И она завела его в столовую, переделанную из двух комнат. Обстановка здесь была прямо противоположной кабинетному раю комендантши. Три длинных неоструганных стола покрывали замусоленные скатерти. Рядом виднелись такие же неотёсанные лавки, сбитые, по всей видимости, солдатами. Больше ничего не было.

Зато на стене красовался огромный рисунок русской красавицы, держащей в руках таз с пустотелым бревном, и свисающим плакатом: «Люблю я макароны!» А вместо лица красотки была наклеена физиономия самой комендантши.

– Накорми-ка нас, дочка! – важно обратилась она к толстому созданию в белом одеянии, стоящему над медленно жующими жильцами. И добавила, наклонясь к своему гостю:

– Эт моя дочка! Красавица! Сейчас она прапорщик, но скоро будет лейтенантом. Она и здесь успевает, и в штабе. От неё балдеет главный начфин округа!

А здесь-то она кем? Шеф-поваром?

– Нет, поваром здесь мой муж, бывший прапорщик! – скромно потупилась комендантша. – А дочка – мой заместитель и финансист. Кроме того, она же – парикмахер, кондитер и зубной врач.

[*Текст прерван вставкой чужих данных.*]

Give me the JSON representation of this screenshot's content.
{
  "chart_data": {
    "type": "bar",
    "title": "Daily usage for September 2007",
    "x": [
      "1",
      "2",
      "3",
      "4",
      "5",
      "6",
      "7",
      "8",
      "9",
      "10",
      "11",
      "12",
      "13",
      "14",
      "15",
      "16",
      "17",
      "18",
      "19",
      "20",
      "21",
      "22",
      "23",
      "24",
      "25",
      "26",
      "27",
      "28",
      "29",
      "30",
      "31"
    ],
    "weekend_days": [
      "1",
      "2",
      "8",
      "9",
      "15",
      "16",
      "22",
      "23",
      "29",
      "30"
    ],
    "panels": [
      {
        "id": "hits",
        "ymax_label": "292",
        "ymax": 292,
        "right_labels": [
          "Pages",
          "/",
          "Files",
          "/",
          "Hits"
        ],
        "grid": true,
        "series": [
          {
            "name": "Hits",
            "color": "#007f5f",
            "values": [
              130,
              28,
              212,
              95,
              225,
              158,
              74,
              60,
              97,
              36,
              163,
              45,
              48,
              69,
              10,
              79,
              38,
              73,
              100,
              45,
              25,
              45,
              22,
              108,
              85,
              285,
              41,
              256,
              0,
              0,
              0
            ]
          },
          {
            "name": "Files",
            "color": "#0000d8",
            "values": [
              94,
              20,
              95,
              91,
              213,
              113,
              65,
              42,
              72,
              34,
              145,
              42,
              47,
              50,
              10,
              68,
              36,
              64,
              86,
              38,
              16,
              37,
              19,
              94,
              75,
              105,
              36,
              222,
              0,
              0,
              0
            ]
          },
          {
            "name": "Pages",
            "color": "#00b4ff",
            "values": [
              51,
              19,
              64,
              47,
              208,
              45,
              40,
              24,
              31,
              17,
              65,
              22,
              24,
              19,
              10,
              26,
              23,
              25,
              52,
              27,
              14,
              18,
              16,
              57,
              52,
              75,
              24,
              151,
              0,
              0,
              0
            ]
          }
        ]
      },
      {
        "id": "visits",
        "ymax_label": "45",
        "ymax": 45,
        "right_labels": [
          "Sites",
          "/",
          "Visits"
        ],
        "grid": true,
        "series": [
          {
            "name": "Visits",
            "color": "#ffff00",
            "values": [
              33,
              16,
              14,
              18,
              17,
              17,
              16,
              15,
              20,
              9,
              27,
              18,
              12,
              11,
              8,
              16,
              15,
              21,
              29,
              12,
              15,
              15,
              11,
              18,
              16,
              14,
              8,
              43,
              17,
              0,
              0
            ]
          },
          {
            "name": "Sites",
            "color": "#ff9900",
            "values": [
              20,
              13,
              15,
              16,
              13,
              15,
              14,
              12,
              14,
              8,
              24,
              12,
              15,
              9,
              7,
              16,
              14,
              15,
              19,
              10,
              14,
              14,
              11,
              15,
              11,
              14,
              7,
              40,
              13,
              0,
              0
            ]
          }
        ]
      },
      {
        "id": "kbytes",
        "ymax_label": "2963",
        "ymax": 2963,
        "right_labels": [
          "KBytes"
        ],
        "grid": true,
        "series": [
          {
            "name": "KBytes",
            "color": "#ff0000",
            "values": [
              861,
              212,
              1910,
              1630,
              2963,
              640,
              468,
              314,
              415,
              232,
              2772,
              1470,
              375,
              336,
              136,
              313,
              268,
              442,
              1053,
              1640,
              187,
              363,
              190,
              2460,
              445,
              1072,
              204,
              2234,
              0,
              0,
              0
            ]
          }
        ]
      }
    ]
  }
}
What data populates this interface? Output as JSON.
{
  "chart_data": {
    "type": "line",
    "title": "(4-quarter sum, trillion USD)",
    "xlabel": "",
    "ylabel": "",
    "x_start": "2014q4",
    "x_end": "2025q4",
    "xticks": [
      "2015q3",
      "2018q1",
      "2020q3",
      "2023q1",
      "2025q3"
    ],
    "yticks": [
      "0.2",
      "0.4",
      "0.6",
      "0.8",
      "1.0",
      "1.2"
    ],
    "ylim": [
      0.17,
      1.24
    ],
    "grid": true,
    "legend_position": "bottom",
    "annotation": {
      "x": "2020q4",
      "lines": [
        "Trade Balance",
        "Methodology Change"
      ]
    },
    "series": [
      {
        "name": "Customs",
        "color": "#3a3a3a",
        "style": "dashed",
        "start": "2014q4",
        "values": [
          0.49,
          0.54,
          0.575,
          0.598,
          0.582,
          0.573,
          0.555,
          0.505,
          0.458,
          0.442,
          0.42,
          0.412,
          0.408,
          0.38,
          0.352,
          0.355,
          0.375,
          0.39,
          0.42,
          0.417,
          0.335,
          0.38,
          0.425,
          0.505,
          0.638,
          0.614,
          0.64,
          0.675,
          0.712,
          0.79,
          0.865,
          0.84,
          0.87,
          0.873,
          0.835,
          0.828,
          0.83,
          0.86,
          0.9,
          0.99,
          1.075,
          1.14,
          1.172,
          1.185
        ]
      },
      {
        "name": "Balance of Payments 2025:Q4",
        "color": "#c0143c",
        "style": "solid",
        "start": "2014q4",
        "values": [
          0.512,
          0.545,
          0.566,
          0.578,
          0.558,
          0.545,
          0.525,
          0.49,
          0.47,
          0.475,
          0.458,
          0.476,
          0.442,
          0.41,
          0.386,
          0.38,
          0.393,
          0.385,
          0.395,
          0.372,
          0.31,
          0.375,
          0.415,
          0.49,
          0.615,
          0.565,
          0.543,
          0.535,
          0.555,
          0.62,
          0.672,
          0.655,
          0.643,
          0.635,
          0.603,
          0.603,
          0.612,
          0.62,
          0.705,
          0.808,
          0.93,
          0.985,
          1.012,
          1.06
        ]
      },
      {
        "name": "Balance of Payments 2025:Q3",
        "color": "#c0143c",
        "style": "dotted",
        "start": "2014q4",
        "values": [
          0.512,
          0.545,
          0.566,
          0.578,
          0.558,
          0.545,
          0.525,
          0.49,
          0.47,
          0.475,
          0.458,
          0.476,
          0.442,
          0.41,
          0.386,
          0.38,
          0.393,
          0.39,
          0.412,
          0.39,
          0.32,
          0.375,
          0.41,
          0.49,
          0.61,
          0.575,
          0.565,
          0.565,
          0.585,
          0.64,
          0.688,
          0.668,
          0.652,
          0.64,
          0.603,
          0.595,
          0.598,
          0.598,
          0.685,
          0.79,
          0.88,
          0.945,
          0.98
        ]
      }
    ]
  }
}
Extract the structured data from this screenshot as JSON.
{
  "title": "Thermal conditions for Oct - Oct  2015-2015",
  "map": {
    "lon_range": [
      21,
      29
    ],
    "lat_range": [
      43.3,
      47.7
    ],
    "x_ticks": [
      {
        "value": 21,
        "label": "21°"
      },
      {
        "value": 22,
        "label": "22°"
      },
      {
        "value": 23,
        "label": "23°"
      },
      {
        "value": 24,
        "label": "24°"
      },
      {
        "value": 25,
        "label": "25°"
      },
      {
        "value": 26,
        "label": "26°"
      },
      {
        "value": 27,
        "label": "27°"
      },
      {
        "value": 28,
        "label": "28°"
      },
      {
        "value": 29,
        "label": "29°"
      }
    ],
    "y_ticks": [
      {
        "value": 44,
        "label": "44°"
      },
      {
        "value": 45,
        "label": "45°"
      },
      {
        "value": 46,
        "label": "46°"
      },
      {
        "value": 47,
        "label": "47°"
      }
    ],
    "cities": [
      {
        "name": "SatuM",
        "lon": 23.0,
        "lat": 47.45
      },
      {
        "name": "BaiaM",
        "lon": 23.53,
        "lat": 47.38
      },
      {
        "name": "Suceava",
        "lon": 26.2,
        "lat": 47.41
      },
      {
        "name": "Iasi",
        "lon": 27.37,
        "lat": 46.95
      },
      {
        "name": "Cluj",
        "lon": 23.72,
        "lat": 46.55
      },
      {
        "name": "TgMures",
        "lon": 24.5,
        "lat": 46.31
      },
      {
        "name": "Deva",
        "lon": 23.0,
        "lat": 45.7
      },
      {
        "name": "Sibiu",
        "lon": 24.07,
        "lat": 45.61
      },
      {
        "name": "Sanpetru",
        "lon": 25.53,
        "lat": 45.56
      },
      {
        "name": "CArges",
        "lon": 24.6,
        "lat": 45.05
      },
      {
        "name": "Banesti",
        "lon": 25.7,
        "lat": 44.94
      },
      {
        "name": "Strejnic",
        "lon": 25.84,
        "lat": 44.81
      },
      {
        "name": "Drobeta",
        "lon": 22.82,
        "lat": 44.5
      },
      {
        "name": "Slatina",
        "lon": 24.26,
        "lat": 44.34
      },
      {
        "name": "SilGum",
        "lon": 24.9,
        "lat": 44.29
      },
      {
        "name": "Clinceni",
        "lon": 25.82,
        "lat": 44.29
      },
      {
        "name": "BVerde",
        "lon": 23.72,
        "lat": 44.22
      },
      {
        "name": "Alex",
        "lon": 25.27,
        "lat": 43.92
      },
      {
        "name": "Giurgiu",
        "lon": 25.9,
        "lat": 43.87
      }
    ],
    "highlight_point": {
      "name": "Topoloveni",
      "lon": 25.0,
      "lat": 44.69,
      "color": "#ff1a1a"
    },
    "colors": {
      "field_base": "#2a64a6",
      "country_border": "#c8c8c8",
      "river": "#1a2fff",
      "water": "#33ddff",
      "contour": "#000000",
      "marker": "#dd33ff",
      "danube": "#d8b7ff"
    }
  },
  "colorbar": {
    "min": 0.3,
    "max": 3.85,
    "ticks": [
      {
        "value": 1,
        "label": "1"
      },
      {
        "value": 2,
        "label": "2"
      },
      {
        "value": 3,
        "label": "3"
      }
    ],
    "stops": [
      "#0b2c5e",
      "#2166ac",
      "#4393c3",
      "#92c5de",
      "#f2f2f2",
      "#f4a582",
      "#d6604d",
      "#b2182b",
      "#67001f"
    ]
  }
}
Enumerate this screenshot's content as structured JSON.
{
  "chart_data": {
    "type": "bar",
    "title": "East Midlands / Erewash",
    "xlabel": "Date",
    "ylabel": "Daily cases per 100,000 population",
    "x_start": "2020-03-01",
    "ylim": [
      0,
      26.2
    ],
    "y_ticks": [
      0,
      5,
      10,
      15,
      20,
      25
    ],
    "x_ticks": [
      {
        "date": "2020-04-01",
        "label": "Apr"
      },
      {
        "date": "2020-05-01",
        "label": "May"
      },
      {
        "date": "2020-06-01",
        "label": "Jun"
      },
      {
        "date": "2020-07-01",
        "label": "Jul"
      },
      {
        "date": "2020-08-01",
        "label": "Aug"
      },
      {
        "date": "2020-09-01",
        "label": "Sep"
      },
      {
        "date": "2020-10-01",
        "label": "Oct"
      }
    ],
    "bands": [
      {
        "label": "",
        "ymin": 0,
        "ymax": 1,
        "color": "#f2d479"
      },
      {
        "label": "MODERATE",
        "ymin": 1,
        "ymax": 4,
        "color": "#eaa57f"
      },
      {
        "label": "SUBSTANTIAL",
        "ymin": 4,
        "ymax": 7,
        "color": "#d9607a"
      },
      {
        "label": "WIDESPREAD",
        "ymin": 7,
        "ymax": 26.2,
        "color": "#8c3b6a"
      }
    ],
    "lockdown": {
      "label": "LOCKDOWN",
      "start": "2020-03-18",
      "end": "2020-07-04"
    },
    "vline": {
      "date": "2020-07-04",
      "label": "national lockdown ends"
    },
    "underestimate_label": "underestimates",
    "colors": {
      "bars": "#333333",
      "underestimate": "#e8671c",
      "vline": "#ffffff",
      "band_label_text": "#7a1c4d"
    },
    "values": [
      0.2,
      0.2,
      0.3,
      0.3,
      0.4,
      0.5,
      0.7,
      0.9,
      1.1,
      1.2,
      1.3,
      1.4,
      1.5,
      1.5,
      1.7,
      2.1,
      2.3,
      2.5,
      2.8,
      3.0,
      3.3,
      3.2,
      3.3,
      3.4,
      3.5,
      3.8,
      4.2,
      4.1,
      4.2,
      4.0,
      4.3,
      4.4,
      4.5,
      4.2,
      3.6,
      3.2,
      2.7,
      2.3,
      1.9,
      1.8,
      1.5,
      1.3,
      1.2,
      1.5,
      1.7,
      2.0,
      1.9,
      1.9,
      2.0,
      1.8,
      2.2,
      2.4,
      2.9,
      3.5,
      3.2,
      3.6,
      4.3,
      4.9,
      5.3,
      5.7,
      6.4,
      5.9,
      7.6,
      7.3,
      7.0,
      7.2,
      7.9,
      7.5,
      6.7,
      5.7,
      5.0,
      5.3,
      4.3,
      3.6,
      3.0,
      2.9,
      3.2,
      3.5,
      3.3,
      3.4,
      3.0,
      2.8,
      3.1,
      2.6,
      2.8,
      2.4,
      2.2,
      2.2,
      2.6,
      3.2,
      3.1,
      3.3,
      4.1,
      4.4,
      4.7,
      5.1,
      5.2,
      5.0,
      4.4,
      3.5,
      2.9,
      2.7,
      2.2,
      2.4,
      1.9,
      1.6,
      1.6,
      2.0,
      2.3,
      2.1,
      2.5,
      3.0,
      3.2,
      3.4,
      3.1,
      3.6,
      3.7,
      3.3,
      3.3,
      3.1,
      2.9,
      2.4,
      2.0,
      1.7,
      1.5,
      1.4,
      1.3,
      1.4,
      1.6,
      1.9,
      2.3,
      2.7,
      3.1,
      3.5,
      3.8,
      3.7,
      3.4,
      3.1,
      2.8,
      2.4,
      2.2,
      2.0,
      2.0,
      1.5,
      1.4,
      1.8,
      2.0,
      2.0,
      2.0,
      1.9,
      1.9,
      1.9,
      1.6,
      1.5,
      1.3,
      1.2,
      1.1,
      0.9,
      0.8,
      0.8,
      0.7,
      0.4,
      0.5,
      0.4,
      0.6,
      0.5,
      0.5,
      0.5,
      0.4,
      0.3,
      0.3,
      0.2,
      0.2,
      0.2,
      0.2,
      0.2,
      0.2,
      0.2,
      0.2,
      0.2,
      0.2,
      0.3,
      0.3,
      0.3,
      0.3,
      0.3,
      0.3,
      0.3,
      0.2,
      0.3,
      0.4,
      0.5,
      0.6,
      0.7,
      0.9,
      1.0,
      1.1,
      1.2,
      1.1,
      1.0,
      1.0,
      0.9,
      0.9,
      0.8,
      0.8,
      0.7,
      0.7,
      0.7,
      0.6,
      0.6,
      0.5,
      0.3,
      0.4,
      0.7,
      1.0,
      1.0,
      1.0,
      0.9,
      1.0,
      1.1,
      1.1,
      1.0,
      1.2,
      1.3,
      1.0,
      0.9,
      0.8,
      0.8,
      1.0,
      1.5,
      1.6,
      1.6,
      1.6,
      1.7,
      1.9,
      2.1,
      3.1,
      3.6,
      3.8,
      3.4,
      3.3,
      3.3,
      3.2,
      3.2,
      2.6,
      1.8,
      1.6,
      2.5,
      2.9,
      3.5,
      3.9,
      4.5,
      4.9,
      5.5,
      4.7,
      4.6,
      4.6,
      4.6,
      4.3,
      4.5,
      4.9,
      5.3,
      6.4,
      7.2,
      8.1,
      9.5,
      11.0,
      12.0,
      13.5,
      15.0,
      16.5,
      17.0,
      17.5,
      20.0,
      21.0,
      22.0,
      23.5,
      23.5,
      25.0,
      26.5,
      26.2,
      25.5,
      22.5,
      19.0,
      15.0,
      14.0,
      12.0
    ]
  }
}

– Талантлива у Вас дочь! – посочувствовал Мирохин самым восторженным образом. Удивляясь про себя эдакой «многостаночности», он решил назавтра попросить в отделе кадров штатное расписание такой невиданной общаги.

– Пожалуйста, кушайте! – подплыла к ним толстая комендантская дочка, снимая с грязного подноса две тарелки с макаронами и 4 стакана чая.